MANAGEMENT DISCUSSION AND ANALYSIS REPORT
As required by Regulation 34 (2) (e) of SEBI (Listing Obligations and Disclosure Requirements) Regulations, 2015, a detailed Management Discussion and Analysis Report are presented in a separate section forming part of the annual report.
DETAILS OF SUBSIDIARIES, JOINT VENTURE OR ASSOCIATE COMPANIES
None of the company has become or ceased to become the subsidiary, joint venture or associate of your Company during the financial year 2023-24.
PARTICULAR OF EMPLOYEES AND RELATED DISCLOSURES
Details of employee of the Company as specified under Section 197 of the Companies Act, 2013 read with the Companies (Appointment and Remuneration of Managerial Personnel) Rules, 2014, are annexed hereto as Annexure-V and forms part of the report.
TRANSFER TO INVESTOR EDUCATION AND PROTECTION FUND
The members of the Company are informed that the dividends that remain unpaid/unclaimed for a period of 7 (seven) years from the date of transfer to the Unpaid / Unclaimed dividend account are required to be transferred to the account of the Investor Education & Protection Fund (IEPF) Authority established by the Central Government. Accordingly, during the financial year under review, the Company transferred Unclaimed dividend amounting to Rs. 1,69,129/- lying with the Company for a period of seven years pertaining to the financial year ended on 31st March 2016.

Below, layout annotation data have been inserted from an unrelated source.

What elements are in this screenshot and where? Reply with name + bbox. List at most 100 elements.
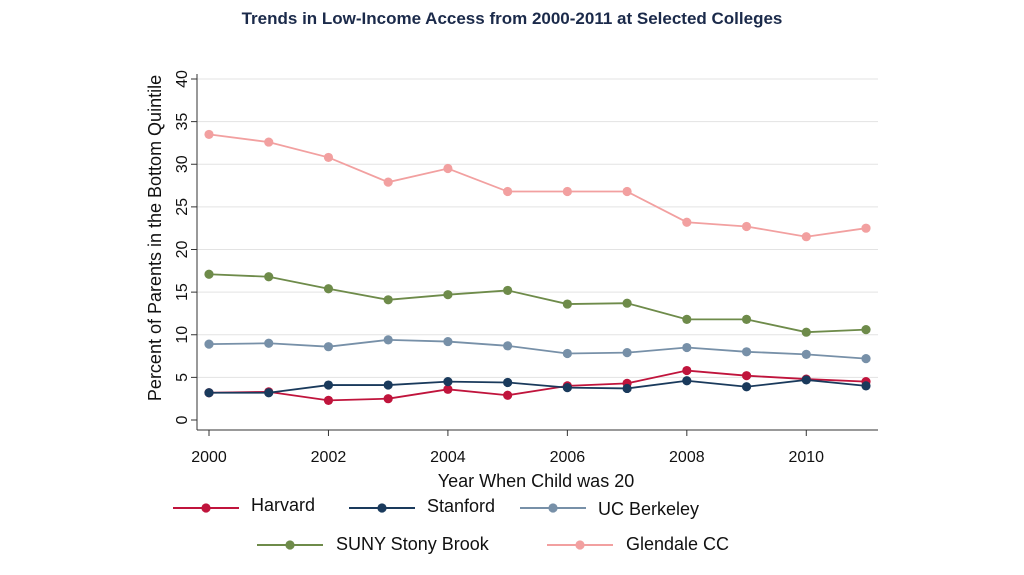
y-tick-label: 15: [174, 283, 191, 301]
data-point: [204, 269, 214, 279]
legend-item: Glendale CC: [547, 534, 729, 554]
data-point: [861, 381, 871, 391]
legend-item: Harvard: [173, 495, 315, 515]
data-point: [264, 137, 274, 147]
x-tick-label: 2004: [430, 449, 466, 466]
data-point: [443, 377, 453, 387]
series-line: [208, 273, 867, 334]
x-tick-label: 2008: [669, 449, 705, 466]
data-point: [323, 380, 334, 390]
legend-swatch-marker: [285, 540, 295, 550]
data-point: [503, 186, 513, 197]
legend-label: Harvard: [251, 495, 315, 515]
data-point: [204, 339, 214, 349]
data-point: [562, 348, 572, 359]
x-tick-label: 2000: [191, 449, 227, 466]
data-point: [443, 290, 453, 300]
data-point: [323, 284, 334, 294]
data-point: [682, 342, 692, 353]
data-point: [741, 382, 752, 392]
legend-item: Stanford: [349, 496, 495, 516]
data-point: [741, 371, 752, 381]
data-point: [562, 383, 572, 393]
data-point: [503, 285, 513, 296]
y-tick-label: 25: [174, 198, 191, 216]
series-line: [208, 338, 867, 360]
data-point: [562, 299, 572, 309]
series-line: [208, 369, 867, 402]
data-point: [503, 390, 513, 400]
series-stanford: [204, 375, 871, 398]
data-point: [443, 336, 453, 347]
data-point: [801, 327, 811, 337]
data-point: [323, 342, 334, 352]
x-tick-label: 2006: [550, 449, 586, 466]
legend-swatch-marker: [377, 503, 387, 513]
data-point: [741, 314, 752, 325]
y-tick-label: 10: [174, 326, 191, 344]
data-point: [443, 163, 453, 174]
legend-label: Stanford: [427, 496, 495, 516]
series-glendale-cc: [204, 129, 871, 242]
data-point: [383, 295, 393, 305]
data-point: [682, 365, 692, 376]
data-point: [264, 272, 274, 282]
data-point: [264, 338, 274, 348]
series-uc-berkeley: [204, 335, 871, 364]
legend-label: UC Berkeley: [598, 499, 699, 519]
data-point: [622, 383, 632, 394]
data-point: [861, 325, 871, 335]
y-tick-label: 30: [174, 155, 191, 173]
axes: 0 5 10 15 20 25 30 35 40 2000 2002 2004 2006 2008 2010: [174, 70, 878, 466]
data-point: [264, 388, 274, 398]
legend-label: SUNY Stony Brook: [336, 534, 490, 554]
legend: Harvard Stanford UC Berkeley SUNY Stony Bro…: [173, 495, 729, 554]
data-point: [323, 395, 334, 405]
data-point: [562, 186, 572, 197]
y-tick-label: 5: [174, 373, 191, 382]
data-point: [383, 335, 393, 345]
data-point: [622, 348, 632, 358]
data-point: [861, 223, 871, 233]
data-point: [383, 177, 393, 187]
series-line: [209, 379, 867, 394]
data-point: [204, 129, 214, 140]
series-suny-stony-brook: [204, 269, 871, 337]
x-tick-label: 2010: [788, 449, 824, 466]
y-tick-label: 35: [174, 113, 191, 131]
legend-item: SUNY Stony Brook: [257, 534, 490, 554]
data-point: [741, 347, 752, 357]
legend-swatch-marker: [575, 540, 585, 550]
series-line: [208, 133, 867, 238]
gridlines: [197, 78, 878, 378]
data-point: [503, 341, 513, 351]
data-point: [622, 298, 632, 308]
chart-title: Trends in Low-Income Access from 2000-20…: [242, 9, 783, 28]
x-axis-label: Year When Child was 20: [438, 471, 634, 491]
legend-label: Glendale CC: [626, 534, 729, 554]
data-point: [741, 221, 752, 232]
data-point: [383, 380, 393, 390]
y-axis-label: Percent of Parents in the Bottom Quintil…: [145, 75, 165, 401]
data-point: [383, 394, 393, 404]
legend-item: UC Berkeley: [520, 499, 699, 519]
x-tick-label: 2002: [311, 449, 347, 466]
y-tick-label: 0: [174, 415, 191, 424]
data-point: [682, 376, 692, 386]
legend-swatch-marker: [548, 503, 558, 513]
data-point: [682, 314, 692, 325]
data-point: [204, 388, 214, 398]
data-point: [801, 375, 811, 385]
data-point: [801, 232, 811, 242]
data-point: [503, 377, 513, 388]
data-point: [622, 186, 632, 197]
data-point: [682, 217, 692, 227]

The members of the Company are also informed that as per the provisions introduced in the year 2016, underlying equity shares on which dividend remain Unpaid/Unclaimed for a period of 7 (seven) consecutive years are required to be transferred to the Investor Education & Protection Fund (IEPF) Authority established by the Central Government.
Pursuant to section 124(6) of the Companies Act, 2013, your company has transferred 10753 shares to Investor Education and Protection Fund Authority.
Dividend for the financial year ended March 31, 2017 and thereafter, which remain unpaid or unclaimed for a period of seven years from the date they became due for payment will be transferred by company to Investor Education & Protection Fund.
ENVIRONMENT
The Company is not involved in any type of hazardous activity to environment and does not discharge any trade e_uents (solid, liquid or gaseous) causing pollutions. As an environment conscious responsible corporate citizen, your Company has implemented GSCM (Green Supply Chain Management) standards and is ISO14001 certified holder. The Company has also achieved ISO 18001-OHSAS certification for occupational health and safety.
CORPORATE SOCIAL RESPONSIBILITY
The provision of section 135(1) of Companies Act 2013 i.e. Corporate Social Responsibility is not applicable on your company. Therefore your company has not constituted CSR committee for this.
ACKNOWLEDGEMENTS
Your Directors wish to place on record their appreciation for the valuable co-operation and assistance extended by Maruti Suzuki India Limited., Suzuki Motors Corporation, Japan, Government of India, Government of Haryana and the Company's bankers for their continued support and guidance. The Directors also commend the continuing commitment and dedication of the employees at all levels and are thankful to the shareholders for their continued patronage, trust and confidence in the Company.